My mind was completely blank. (Which is really bad considering I was on stage in front of about 800 people.) Only two chapters into a Romans presentation and I had no idea what the next word was. Cloaked in the awkward silence, I walked over to where my Bible sat, found the next line, and off I went, finishing the presentation with only a few minor mistakes.
Afterward, I was standing by my product table. A woman came to me and said, I am so glad you messed up. (Seemed a bit strange, so I asked her why.) Her response has stuck with me for years now:
I was so engrossed by what you were doing that I had forgotten you were quoting the Bible.

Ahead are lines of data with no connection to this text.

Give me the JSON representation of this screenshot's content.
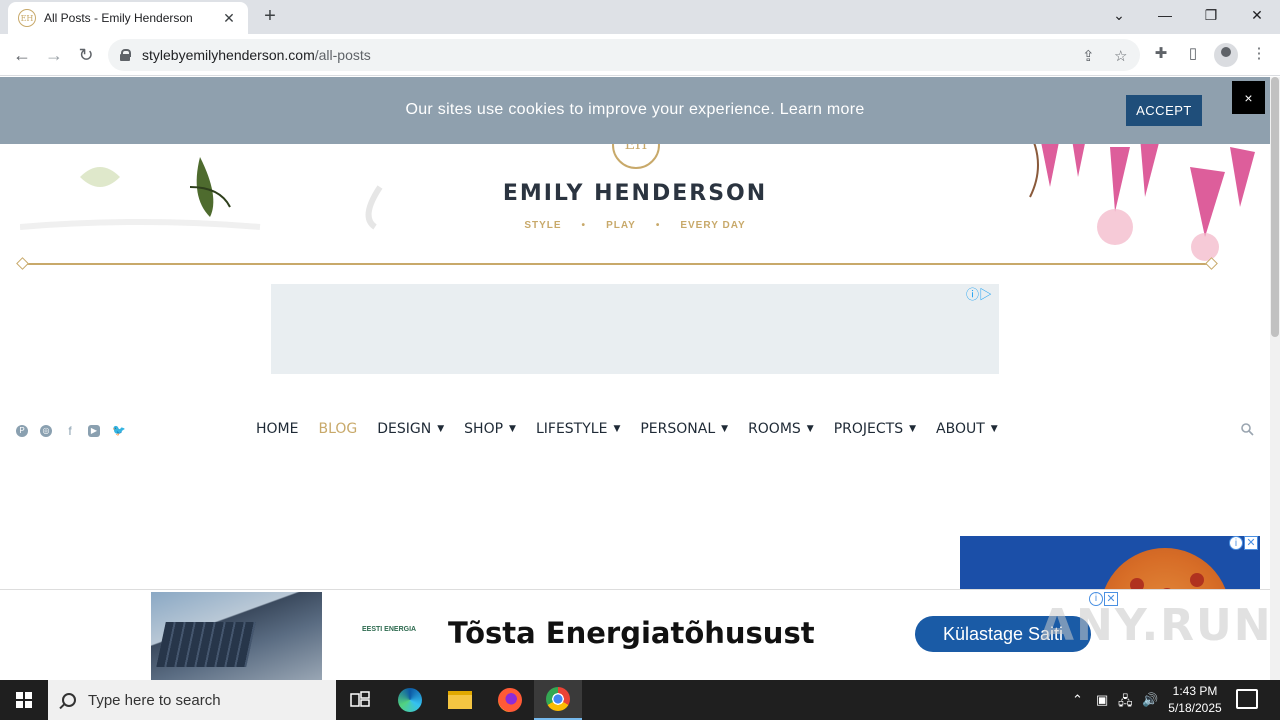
{
  "browser": {
    "tab_title": "All Posts - Emily Henderson",
    "tab_favicon_text": "EH",
    "url_domain": "stylebyemilyhenderson.com",
    "url_path": "/all-posts"
  },
  "cookie_banner": {
    "message": "Our sites use cookies to improve your experience. Learn more",
    "accept_label": "ACCEPT",
    "close_label": "×"
  },
  "site": {
    "monogram": "EH",
    "name": "EMILY HENDERSON",
    "tagline": [
      "STYLE",
      "•",
      "PLAY",
      "•",
      "EVERY DAY"
    ],
    "accent_color": "#c8a96a"
  },
  "nav": {
    "items": [
      {
        "label": "HOME",
        "has_dropdown": false,
        "active": false
      },
      {
        "label": "BLOG",
        "has_dropdown": false,
        "active": true
      },
      {
        "label": "DESIGN",
        "has_dropdown": true,
        "active": false
      },
      {
        "label": "SHOP",
        "has_dropdown": true,
        "active": false
      },
      {
        "label": "LIFESTYLE",
        "has_dropdown": true,
        "active": false
      },
      {
        "label": "PERSONAL",
        "has_dropdown": true,
        "active": false
      },
      {
        "label": "ROOMS",
        "has_dropdown": true,
        "active": false
      },
      {
        "label": "PROJECTS",
        "has_dropdown": true,
        "active": false
      },
      {
        "label": "ABOUT",
        "has_dropdown": true,
        "active": false
      }
    ],
    "caret": "▼",
    "social_icons": [
      "pinterest-icon",
      "instagram-icon",
      "facebook-icon",
      "youtube-icon",
      "twitter-icon"
    ]
  },
  "bottom_ad": {
    "brand": "EESTI ENERGIA",
    "headline": "Tõsta Energiatõhusust",
    "cta": "Külastage Saiti"
  },
  "watermark": "ANY.RUN",
  "taskbar": {
    "search_placeholder": "Type here to search",
    "time": "1:43 PM",
    "date": "5/18/2025"
  }
}
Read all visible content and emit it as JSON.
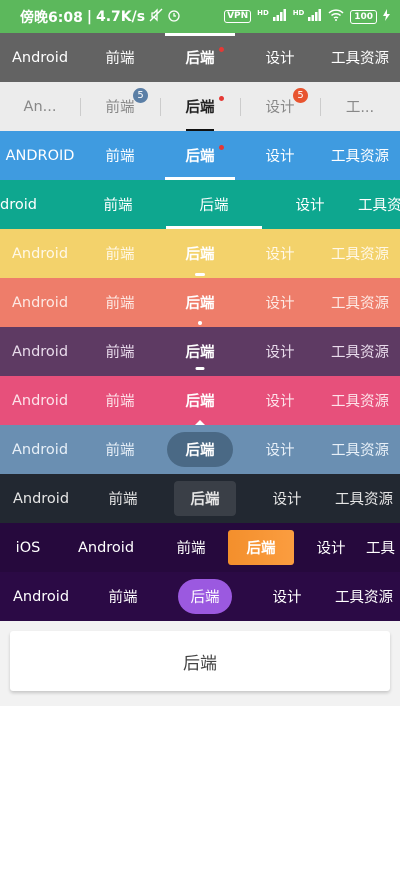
{
  "status_bar": {
    "time": "傍晚6:08",
    "network_speed": "4.7K/s",
    "vpn": "VPN",
    "network_type_1": "HD",
    "network_type_2": "HD",
    "battery": "100",
    "icons": [
      "mute-icon",
      "alarm-icon",
      "signal-icon",
      "wifi-icon",
      "charging-icon"
    ],
    "bg_color": "#5cb85c"
  },
  "row1": {
    "tabs": [
      "Android",
      "前端",
      "后端",
      "设计",
      "工具资源"
    ],
    "selected": 2
  },
  "row2": {
    "tabs": [
      "An...",
      "前端",
      "后端",
      "设计",
      "工..."
    ],
    "selected": 2,
    "badges": {
      "frontend": "5",
      "design": "5"
    }
  },
  "row3": {
    "tabs": [
      "ANDROID",
      "前端",
      "后端",
      "设计",
      "工具资源"
    ],
    "selected": 2
  },
  "row4": {
    "tabs": [
      "droid",
      "前端",
      "后端",
      "设计",
      "工具资"
    ],
    "selected": 2
  },
  "row5": {
    "tabs": [
      "Android",
      "前端",
      "后端",
      "设计",
      "工具资源"
    ],
    "selected": 2
  },
  "row6": {
    "tabs": [
      "Android",
      "前端",
      "后端",
      "设计",
      "工具资源"
    ],
    "selected": 2
  },
  "row7": {
    "tabs": [
      "Android",
      "前端",
      "后端",
      "设计",
      "工具资源"
    ],
    "selected": 2
  },
  "row8": {
    "tabs": [
      "Android",
      "前端",
      "后端",
      "设计",
      "工具资源"
    ],
    "selected": 2
  },
  "row9": {
    "tabs": [
      "Android",
      "前端",
      "后端",
      "设计",
      "工具资源"
    ],
    "selected": 2
  },
  "row10": {
    "tabs": [
      "Android",
      "前端",
      "后端",
      "设计",
      "工具资源"
    ],
    "selected": 2
  },
  "row11": {
    "tabs": [
      "iOS",
      "Android",
      "前端",
      "后端",
      "设计",
      "工具"
    ],
    "selected": 3
  },
  "row12": {
    "tabs": [
      "Android",
      "前端",
      "后端",
      "设计",
      "工具资源"
    ],
    "selected": 2
  },
  "content": {
    "card_label": "后端"
  },
  "colors": {
    "row1": "#636363",
    "row2": "#ececec",
    "row3": "#3f9be0",
    "row4": "#0ea78f",
    "row5": "#f3d26b",
    "row6": "#ee7d6a",
    "row7": "#5e3a63",
    "row8": "#e7507b",
    "row9": "#6a8fb2",
    "row10": "#222831",
    "row11": "#26093d",
    "row12": "#2b0a45",
    "dot": "#e53935",
    "badge_blue": "#5b7fa6",
    "badge_red": "#e8542f",
    "pill_orange": "#f38f2c",
    "pill_purple": "#9b59e0"
  }
}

When you messed up and walked over to your Bible, I was reminded that this was straight scripture. I listened to the rest of the presentation just as engaged as I was before, but overwhelmed by how wonderful, beautiful, and ALIVE God’s Word is!
That’s when I realized something incredibly important.
God can use my failure to encourage someone else.
The apostle Paul puts it this way:
But he said to me, “My grace is sufficient for you, for my power is made perfect in weakness.” Therefore I will boast all the more gladly about my weaknesses, so that Christ’s power may rest on me. That is why, for Christ’s sake, I delight in weaknesses, in insults, in hardships, in persecutions, in difficulties. For when I am weak, then I am strong (II Cor. 12:9-10 NIV).
Now, I certainly don’t enjoy making mistakes. I don’t seek them out. But this experience has changed my perspective quite a bit when they do happen.
Instead of wallowing in the embarrassment of the failure, I try to ask questions like these:
- What might God be trying to teach me here?
- How might this failure encourage or teach someone else?
- How does my response to this failure show – or not show – my trust that God’s power is made perfect in my weakness?
Questions: What about you? What is your response to failure? Have you ever seen God turn your failure into something that served, instructed, or encouraged someone else?